GETTING READY FOR INTERCOURSE,
INTERCOURSE, AND
RELAXING AFTER INTERCOURSE.

This thinking lingers, even now. Consider this: is it “real sex” if your partner penetrates you and comes, but you don’t? Is it “real sex” if you give him a blowjob or jerk him off? Is it “real sex” if he goes down on you and nothing more? Expanding the definition of real sex to revolve around a woman’s orgasm or to include oral and manual sex without penetration is still a hard sell. Bill Clinton didn’t view his hummer from Monica as “real sex.” For the most part, the nation agreed.

Medieval writers actually thought that women experienced pleasure by receiving male semen and believed nothing else was required to satisfy them. Semen was promoted as salubrious for women, so much so that contraceptive barriers were discouraged despite sexually transmitted disease and the life-and-death risks of childbirth.

Cultural taboos around masturbation made this situation even more horrible. A solo flight was considered immoral, a danger to women’s health, and a cause of insanity (ironic, isn’t it, that NOT masturbating drove these poor, frustrated women over the edge). More crucially, the men of that age believed that masturbation could lead to a lack of interest in intercourse and infertility. Furthermore, as men wrote in medical journals through the seventeenth and eighteenth centuries, woman who actually enjoyed sex were considered nymphomaniacs who were likely to cheat on their husbands, thereby threatening the concept of monogamy, the framework of the family, and the entire construct of a civilized society. Women were doomed if they didn’t get off and under suspicion if they did.
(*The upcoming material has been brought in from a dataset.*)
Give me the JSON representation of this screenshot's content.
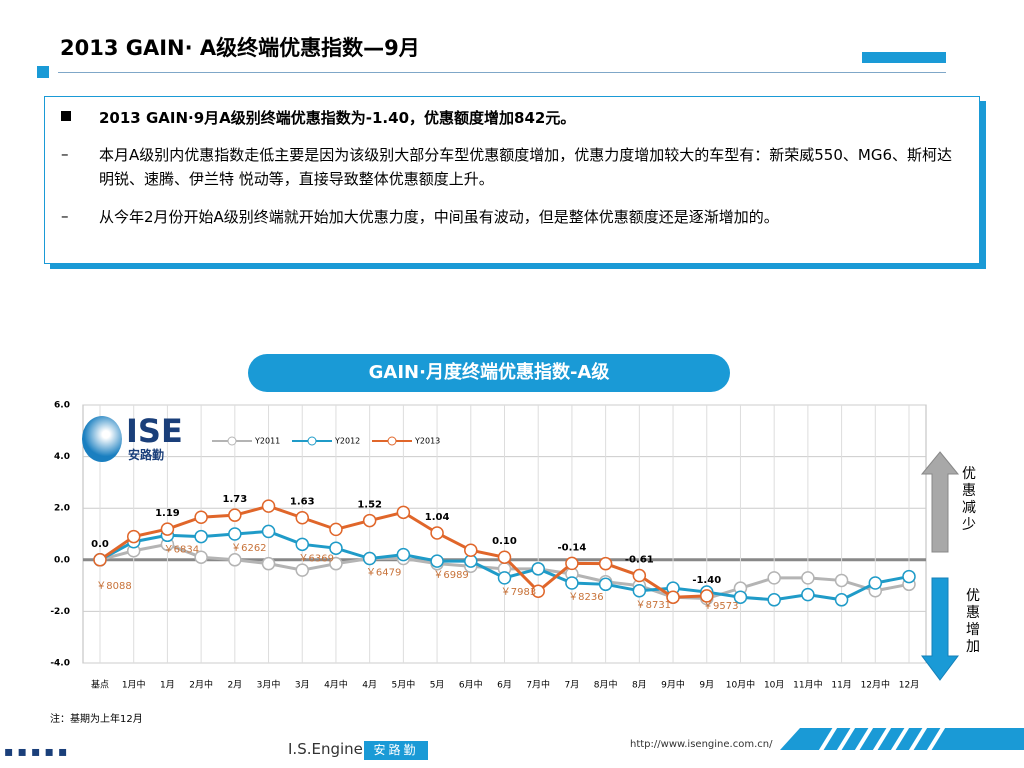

The diagnosis of hysteria ended in the middle of the twentieth century, not that long ago, only to be replaced with “frigidity” (a concern that went back to the early Freud days as well), which is defined as a lack of interest in intercourse or coldness to a husband’s advances. Frigidity was treated with muscle relaxants, hypnosis, and psychotherapy. In 1910, up to 75 percent of “civilized” women were thought be frigid (see how the numbers remain creepily consistent?). Turn-of-the-century radicals spoke out and suggested that hysteria and frigidity were both due to brutish treatment by husbands. But these dissidents were thought of as a bunch of crazies. As recently as the 1960s, doctors were actively discouraging men from satisfying their wives. Dr. Alexander Lowen, author of the 1965 book
Love and Orgasm,
was a student of Wilhelm Reich’s, who was looking into the orgasmic response and repression of sexuality, and Dr. Lowen had been writing on it himself since the early 1940s. By 1965, he knew and was clear in his writing that women needed direct clitoral stimulation to orgasm, but he made it clear that he empathized with the men at that time who thought that there was no good time to do this. He said that most men feel that bringing a woman to “climax through direct clitoral stimulation is a burden.” Before intercourse was a bad time because the man could lose his erection doing all that hard labor, during intercourse he could use a hand on the woman but then his penetrative rhythms might be disrupted, and after intercourse he wouldn’t be able to relax and the act would “be deprived of its mutual quality.” So even with doctors who understood women’s anatomy and sexual response, the male-centric focus of sex persevered.